Une économie pénalisée par les sanctions

10/10/2007
Une économie pénalisée par les sanctions

Privée d'aide substantielle par les partenaires au développement, notamment l'Union européenne depuis 1993, l'économie du Togo peine à se redresser, victime des mauvaises performances de ses principaux secteurs d'exportations. Premier produit d'exportation et qui représente à lui seul plus de 40% des recettes, le phosphate est aujourd'hui sinistré et la production a chuté de plus de moitié en dix ans.

Selon les propres chiffres du ministère des Mines, la production de phosphate brut est passée de 5,4 millions de tonnes en 1997 à 2,4 millions en 2006. Le secteur n'est plus rentable depuis dix ans en raison de l'état de dégradation très avancée des machines et des installations. Le président Faure Gnassingbé a lancé récemment un plan de sauvetage et s'est adossé à la Banque islamique de Développement qui vient d'accorder un prêt de 45 milliards de Fcfa à la Société nouvelle de phosphate du Togo (SNPT) en charge de la relance du secteur.Les productions de coton, cacao et café ont également dégringolé ces dernières années.

Pour le coton par exemple, on est passé de 187.700 tonnes en 1998 à 42.000 tonnes en 2006. Qui plus est, les impayés de la Société togolaise de coton (SOTOCO) ont contraint plus de 40% des cultivateurs de coton à jeter l'éponge.

Selon la Fédération nationale de groupements de producteurs de coton, l'Etat a certes versé 18 milliards de FCFA d'arriérés (27,5 millions d'euros) aux agriculteurs ces derniers mois, mais il leur en doit encore plus de 3 milliards de FCFA (4,6 millions d'euros).

En revanche, l'activité est florissante au port de Lomé devenu en quelques années l'une des plateformes les plus performantes d'Afrique de l'Ouest.
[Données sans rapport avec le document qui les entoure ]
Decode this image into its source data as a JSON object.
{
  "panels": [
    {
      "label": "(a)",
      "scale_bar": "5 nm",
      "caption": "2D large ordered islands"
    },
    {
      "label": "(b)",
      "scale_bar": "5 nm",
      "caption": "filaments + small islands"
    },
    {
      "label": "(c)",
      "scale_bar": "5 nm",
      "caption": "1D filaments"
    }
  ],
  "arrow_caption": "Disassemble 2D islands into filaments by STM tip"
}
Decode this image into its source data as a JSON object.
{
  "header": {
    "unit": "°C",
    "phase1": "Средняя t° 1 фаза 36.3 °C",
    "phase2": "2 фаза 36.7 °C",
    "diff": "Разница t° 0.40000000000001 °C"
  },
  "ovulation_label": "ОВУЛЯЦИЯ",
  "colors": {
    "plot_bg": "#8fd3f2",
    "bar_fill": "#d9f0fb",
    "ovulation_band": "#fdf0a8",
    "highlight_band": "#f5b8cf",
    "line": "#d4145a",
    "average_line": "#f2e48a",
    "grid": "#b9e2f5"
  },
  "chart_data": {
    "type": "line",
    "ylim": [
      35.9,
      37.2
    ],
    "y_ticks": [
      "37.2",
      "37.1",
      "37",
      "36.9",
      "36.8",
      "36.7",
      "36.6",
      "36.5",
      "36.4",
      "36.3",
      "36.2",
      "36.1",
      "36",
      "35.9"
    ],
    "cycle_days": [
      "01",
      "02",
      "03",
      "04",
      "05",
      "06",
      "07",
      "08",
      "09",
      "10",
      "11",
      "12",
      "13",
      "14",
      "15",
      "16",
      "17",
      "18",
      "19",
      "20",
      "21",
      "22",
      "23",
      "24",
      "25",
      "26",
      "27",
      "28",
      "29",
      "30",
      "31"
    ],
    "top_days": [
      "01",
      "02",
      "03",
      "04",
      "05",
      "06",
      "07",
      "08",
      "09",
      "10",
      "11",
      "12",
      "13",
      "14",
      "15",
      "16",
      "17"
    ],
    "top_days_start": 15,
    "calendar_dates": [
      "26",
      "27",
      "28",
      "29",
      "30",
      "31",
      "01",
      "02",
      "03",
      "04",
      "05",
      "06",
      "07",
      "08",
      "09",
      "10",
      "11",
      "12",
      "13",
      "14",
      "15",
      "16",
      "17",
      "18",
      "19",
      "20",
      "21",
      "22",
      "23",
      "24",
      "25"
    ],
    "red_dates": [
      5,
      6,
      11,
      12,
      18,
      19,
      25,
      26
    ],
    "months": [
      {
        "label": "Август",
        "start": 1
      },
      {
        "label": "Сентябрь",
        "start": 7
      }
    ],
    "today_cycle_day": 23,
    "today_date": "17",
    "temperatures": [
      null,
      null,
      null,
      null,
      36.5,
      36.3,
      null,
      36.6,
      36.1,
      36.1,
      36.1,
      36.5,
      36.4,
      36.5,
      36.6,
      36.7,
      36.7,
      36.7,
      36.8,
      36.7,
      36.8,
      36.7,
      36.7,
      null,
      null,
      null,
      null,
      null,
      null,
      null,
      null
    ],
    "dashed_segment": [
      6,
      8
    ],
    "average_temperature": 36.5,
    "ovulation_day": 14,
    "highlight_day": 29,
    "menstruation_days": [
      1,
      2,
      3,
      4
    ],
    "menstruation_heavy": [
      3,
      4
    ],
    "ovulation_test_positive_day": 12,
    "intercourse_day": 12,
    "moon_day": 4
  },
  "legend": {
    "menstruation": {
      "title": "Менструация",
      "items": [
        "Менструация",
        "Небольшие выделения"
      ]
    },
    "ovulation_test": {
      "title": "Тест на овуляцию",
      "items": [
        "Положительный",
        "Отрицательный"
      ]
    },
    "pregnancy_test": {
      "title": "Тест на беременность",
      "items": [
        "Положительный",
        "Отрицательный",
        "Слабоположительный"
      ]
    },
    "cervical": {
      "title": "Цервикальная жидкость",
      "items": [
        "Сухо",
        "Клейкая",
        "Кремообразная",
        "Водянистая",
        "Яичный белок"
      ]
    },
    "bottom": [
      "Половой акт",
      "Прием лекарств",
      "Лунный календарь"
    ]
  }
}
La société espagnole Progosa qui gère une grande partie de l'activité conteneurs est à l'origine de cette relance aidée, il est vrai, par la forte baisse d'activité à Abidjan en raison de la crise qui secoue la Côte d'Ivoire depuis 2002.

La croissance annuelle n'a pas atteint 2% depuis 2005, selon les principaux indicateurs macro-économiques publiés en avril par l'Union économique et monétaire ouest-africaine (UEMOA).
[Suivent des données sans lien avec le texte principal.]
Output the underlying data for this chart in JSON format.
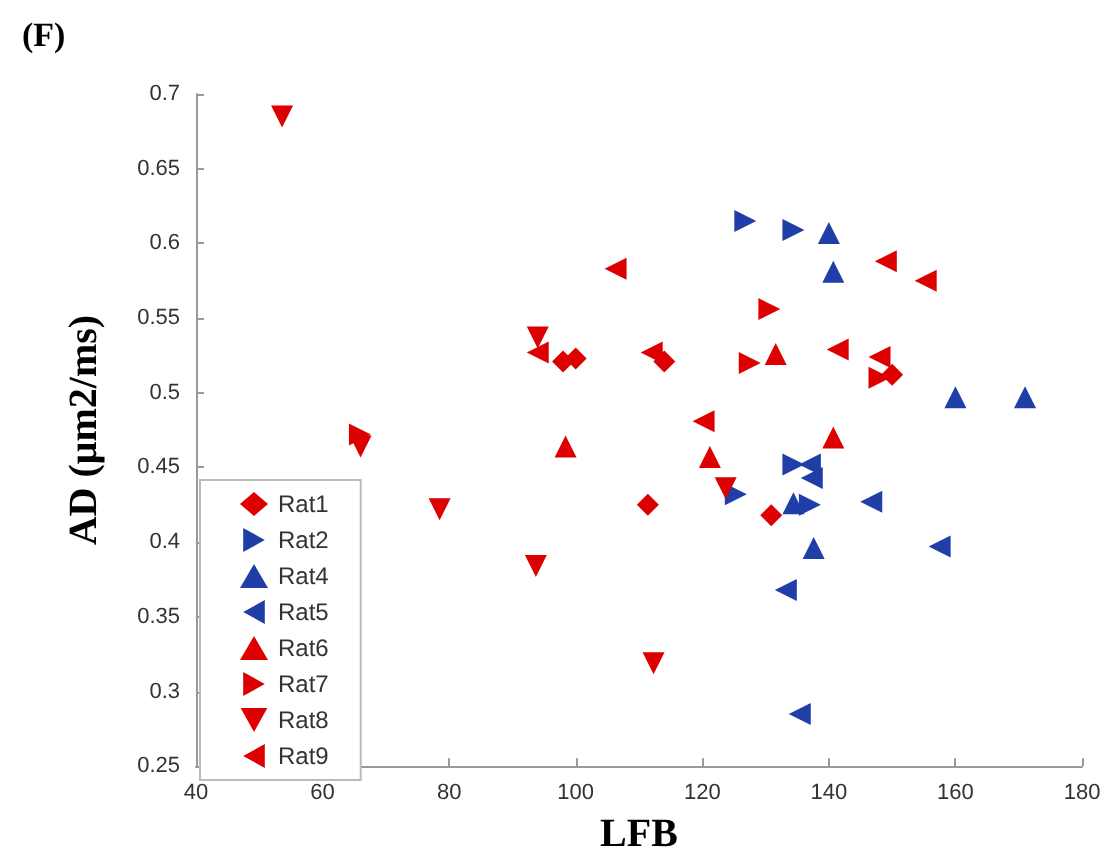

L'encours de la dette extérieure a atteint 840 milliards de FCFA (1,27 md d'euros) en 2006 contre 812 milliards de FCFA (1,23 md d'euros), selon les mêmes statistiques.

Seule l'inflation a été maîtrisée, à 2,7% en 2006 contre 6,8% en 2005.

"L'activité économique est pratiquement au point mort. Les résultats seront encore catastrophiques à la fin de cette année, en raison des effets de la crise énergétique", estime Ayaovi Attiota, responsable d'une institution financière à Lomé.

Le Togo traverse depuis avril 2006 une crise énergétique sans précédent qui pénalise tous les secteurs d'activité. Crise régionale qui touche également le Bénin et le Ghana. Les choses semblent cependant s'arranger depuis quelques semaines avec des délestages moins fréquents.

Selon des experts du ministère des Finances, "seuls les partenaires au développement, notamment l'Union européenne peuvent (...) aider à sortir de ce marasme économique".

L'UE, qui a suspendu son aide au Togo depuis 1993 suite à des violences électorales, a conditionné la reprise de sa coopération avec Lomé à des élections législatives "libres" et "transparentes". Ce scrutin tant attendu et reporté deux fois, doit finalement se dérouler le 14 octobre.

Plusieurs autres bailleurs de fonds dont le Fonds monétaire international (FMI) et la Banque mondiale (BM) qui n'ont plus mené depuis plusieurs années d'opérations de grande envergure au Togo, s'apprêteraient comme l'UE à normaliser leurs relations avec Lomé, dit-on au ministère des Finances.

"Les Togolais sont face à leur destin. Ils sont contraints de réussir ces législatives censées notamment décrisper l'ambiance politique", a estimé un responsable de la Commission européenne à Lomé.

Bruxelles, qui a mis à la disposition du Togo environ 9 milliards de FCFA (13,6 millions d'euros) pour l'organisation de ces législatives, a envoyé une grosse délégation d'observateurs pour les superviser (plus d'une centaine de personnes).